The transition costs will differ for each company. Eligible subsidiaries that currently apply a local financial reporting framework, or the IFRS for SMEs accounting standard, are likely to incur costs related to transitioning to IFRS accounting standards. Subsidiaries that already apply IFRS accounting standards will be required to identify redundant disclosure requirements and analyse the differences between their previous disclosures and those required under IFRS 19 (if any), which will involve time, cost and effort. 

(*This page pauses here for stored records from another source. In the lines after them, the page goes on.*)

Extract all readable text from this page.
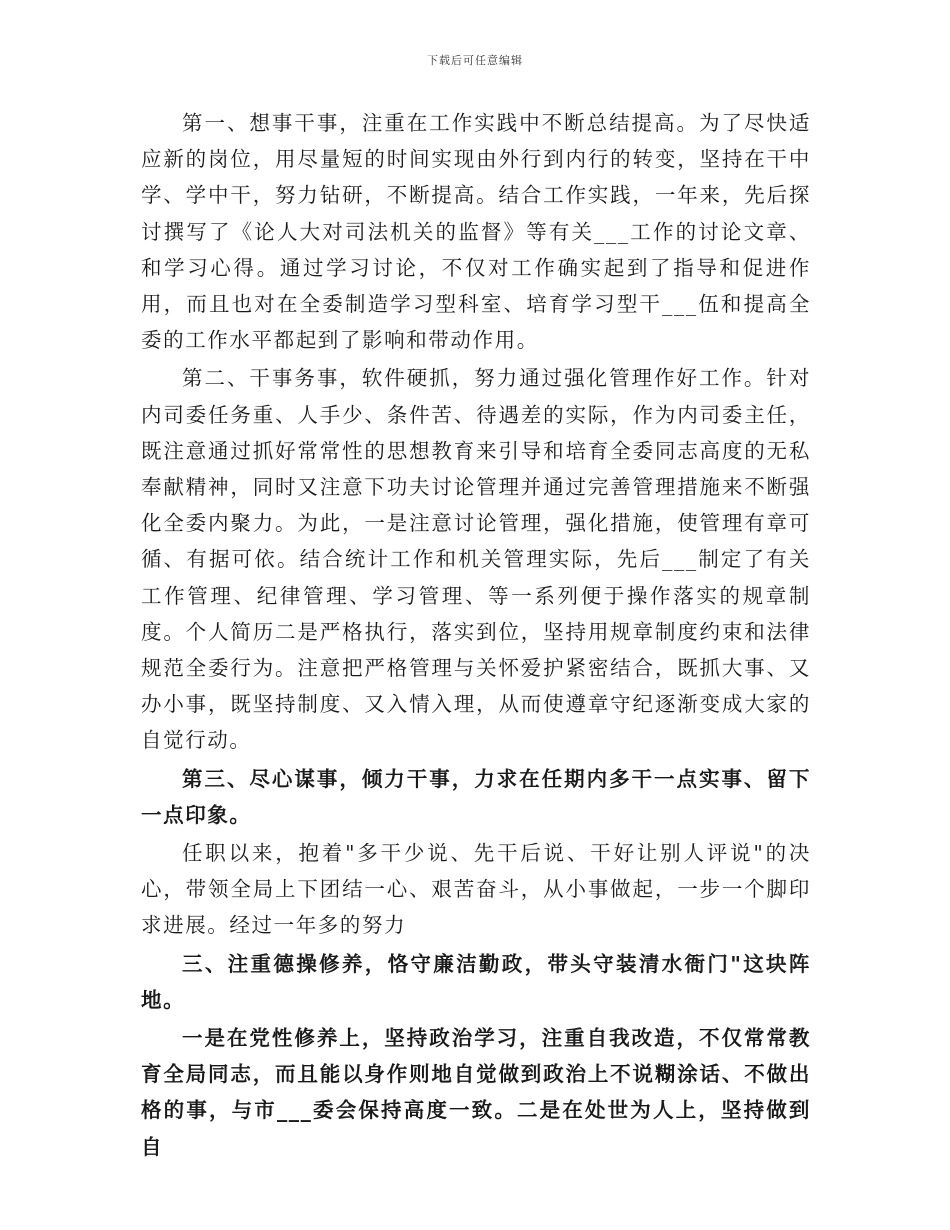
下载后可任意编辑

第一、想事干事，注重在工作实践中不断总结提高。为了尽快适应新的岗位，用尽量短的时间实现由外行到内行的转变，坚持在干中学、学中干，努力钻研，不断提高。结合工作实践，一年来，先后探讨撰写了《论人大对司法机关的监督》等有关___工作的讨论文章、和学习心得。通过学习讨论，不仅对工作确实起到了指导和促进作用，而且也对在全委制造学习型科室、培育学习型干___伍和提高全委的工作水平都起到了影响和带动作用。

第二、干事务事，软件硬抓，努力通过强化管理作好工作。针对内司委任务重、人手少、条件苦、待遇差的实际，作为内司委主任，既注意通过抓好常常性的思想教育来引导和培育全委同志高度的无私奉献精神，同时又注意下功夫讨论管理并通过完善管理措施来不断强化全委内聚力。为此，一是注意讨论管理，强化措施，使管理有章可循、有据可依。结合统计工作和机关管理实际，先后___制定了有关工作管理、纪律管理、学习管理、等一系列便于操作落实的规章制度。个人简历二是严格执行，落实到位，坚持用规章制度约束和法律规范全委行为。注意把严格管理与关怀爱护紧密结合，既抓大事、又办小事，既坚持制度、又入情入理，从而使遵章守纪逐渐变成大家的自觉行动。

第三、尽心谋事，倾力干事，力求在任期内多干一点实事、留下一点印象。

任职以来，抱着"多干少说、先干后说、干好让别人评说"的决心，带领全局上下团结一心、艰苦奋斗，从小事做起，一步一个脚印求进展。经过一年多的努力

三、注重德操修养，恪守廉洁勤政，带头守装清水衙门"这块阵地。

一是在党性修养上，坚持政治学习，注重自我改造，不仅常常教育全局同志，而且能以身作则地自觉做到政治上不说糊涂话、不做出格的事，与市___委会保持高度一致。二是在处世为人上，坚持做到自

The IASB believes that the expected total savings from the subsequent application of IFRS 19 will outweigh the transition costs.



Next steps

Overall, the IASB expects that the application of IFRS 19 will bring a number of benefits to the eligible subsidiaries and the groups they are part of. By simplifying the reporting for subsidiaries by permitting reduced disclosures and maintaining the measurement and recognition principles applied by the parent in its consolidated financial statements, IFRS 19 has addressed the challenge of preparing financial statements for subsidiaries. However, as mentioned, the costs and benefits will be specific to the facts and circumstances of each eligible subsidiary. Companies should be mindful that the initial application of IFRS 19 may involve interpretative issues. Also, as the standard is subject to local endorsement in many jurisdictions, the extent of its application remains to be seen, including in jurisdictions where local versions of “simplified IFRS” accounting standards have already been introduced.

Summary

IFRS 19 enables eligible subsidiaries to apply the same recognition and measurement requirements in IFRS accounting standards as their parent company. Importantly, it removes the requirement for disclosures that are not aimed at users of financial statements of companies without public accountability. This will lead to the elimination of dual accounting records. As a result, it is expected to reduce the time, effort and costs for eligible companies.